Consider $c=\sup\{x\in A:x<b\}$. It exists because the set $C=\{x\in A:x<b\}$ is not empty (it contains $a$) and upper bounded by $b$. Note that, by construction, $c\le b$.

There are two cases: either $c\in A$ or $c\in B$.

Suppose $c\in A$. Then $c<b$ and there exists $\delta>0$, $\delta<b-c$, such that $(c-\delta,c+\delta)\subseteq A$. In particular, $c+\delta/2\in A$ and $c+\delta/2<b$: a contradiction to $c=\sup C$.

Suppose $c\in B$. Then there exists $\delta>0$ such that $(c-\delta,c+\delta)\subseteq B$. By definition of supremum, there is $a'\in C$ with $a'>c-\delta$. But $C\subseteq A$ by assumption, so $a'\in A\cap B$, a contradiction.

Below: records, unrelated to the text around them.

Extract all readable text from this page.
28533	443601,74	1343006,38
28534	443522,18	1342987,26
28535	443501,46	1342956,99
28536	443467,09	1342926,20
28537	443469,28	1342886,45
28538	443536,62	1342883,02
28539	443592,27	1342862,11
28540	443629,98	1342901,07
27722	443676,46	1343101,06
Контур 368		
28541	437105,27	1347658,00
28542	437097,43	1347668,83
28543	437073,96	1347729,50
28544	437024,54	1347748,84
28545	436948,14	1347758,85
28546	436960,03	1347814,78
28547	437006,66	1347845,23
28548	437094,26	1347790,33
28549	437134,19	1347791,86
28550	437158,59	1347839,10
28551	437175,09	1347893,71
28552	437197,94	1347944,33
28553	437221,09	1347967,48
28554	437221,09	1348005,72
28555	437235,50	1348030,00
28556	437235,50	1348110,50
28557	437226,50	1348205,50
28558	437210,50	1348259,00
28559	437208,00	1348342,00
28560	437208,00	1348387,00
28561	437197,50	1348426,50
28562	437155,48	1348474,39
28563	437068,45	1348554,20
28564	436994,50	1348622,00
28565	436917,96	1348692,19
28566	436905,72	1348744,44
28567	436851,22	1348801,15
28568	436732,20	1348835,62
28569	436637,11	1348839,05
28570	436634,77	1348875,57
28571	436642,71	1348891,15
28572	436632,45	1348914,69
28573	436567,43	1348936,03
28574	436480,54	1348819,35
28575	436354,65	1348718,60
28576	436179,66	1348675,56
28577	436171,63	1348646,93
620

Lemma:Every open set in $\Bbb{R}$ with respect to the Euclidean topology,can be expressed as a disjoint countable union of open intervals.

Proof:

Let $A$ be an open set in $\Bbb{R}$ and $x \in A$

We define $I_x=(c,d)$ where $$c=\inf\{a\in \Bbb{R}|(a,x) \subseteq A\}$$ $$d=\sup\{b \in \Bbb{R}|(x,b)\subseteq A\}$$

Thus $I_x$ is the largest interval that contains $x$ such that $I_x \subseteq A$

We have that $A=\bigcup_{x \in A}I_x$

Now let $x,y \in A$.

Let $I_x \cap I_y \neq \emptyset$.

Then $I_x \cup I_y \subseteq I_x$ by definition of $I_x\Rightarrow I_y \subseteq I_x$

Applying the same argument we have that $I_x \subseteq I_y\Rightarrow I_x=I_y$

So every two such intervals are disjoint.

Denote $B$ the colection of all these intervals $I$.

and let $q_I \in I$ a rational number.

Take $f:B \to \Bbb{Q}$ such that $f(I)=q_i$.This function is $1-1$ because the intervals n the collection B are disjoint.

Thus $B$ is countable.

Now assume that $\Bbb{R}$ is not connected,thus exists a nonempty clopen $A \subsetneq \Bbb{R}$

$A$ is open thus $A=\bigcup_{n=1}^{\infty}(a_n,b_n)$,a union of disjoint intervals.

Let $a_{n_0}$ be the endpoint of the interval $(a_{n_0},b_{n_0})$ in this union.

Because of the fact that $A$ is closed we have that $a_{n_0} \in A$ because $a_{n_0}$ is a limit point of $A$

Can you see the contradiction now?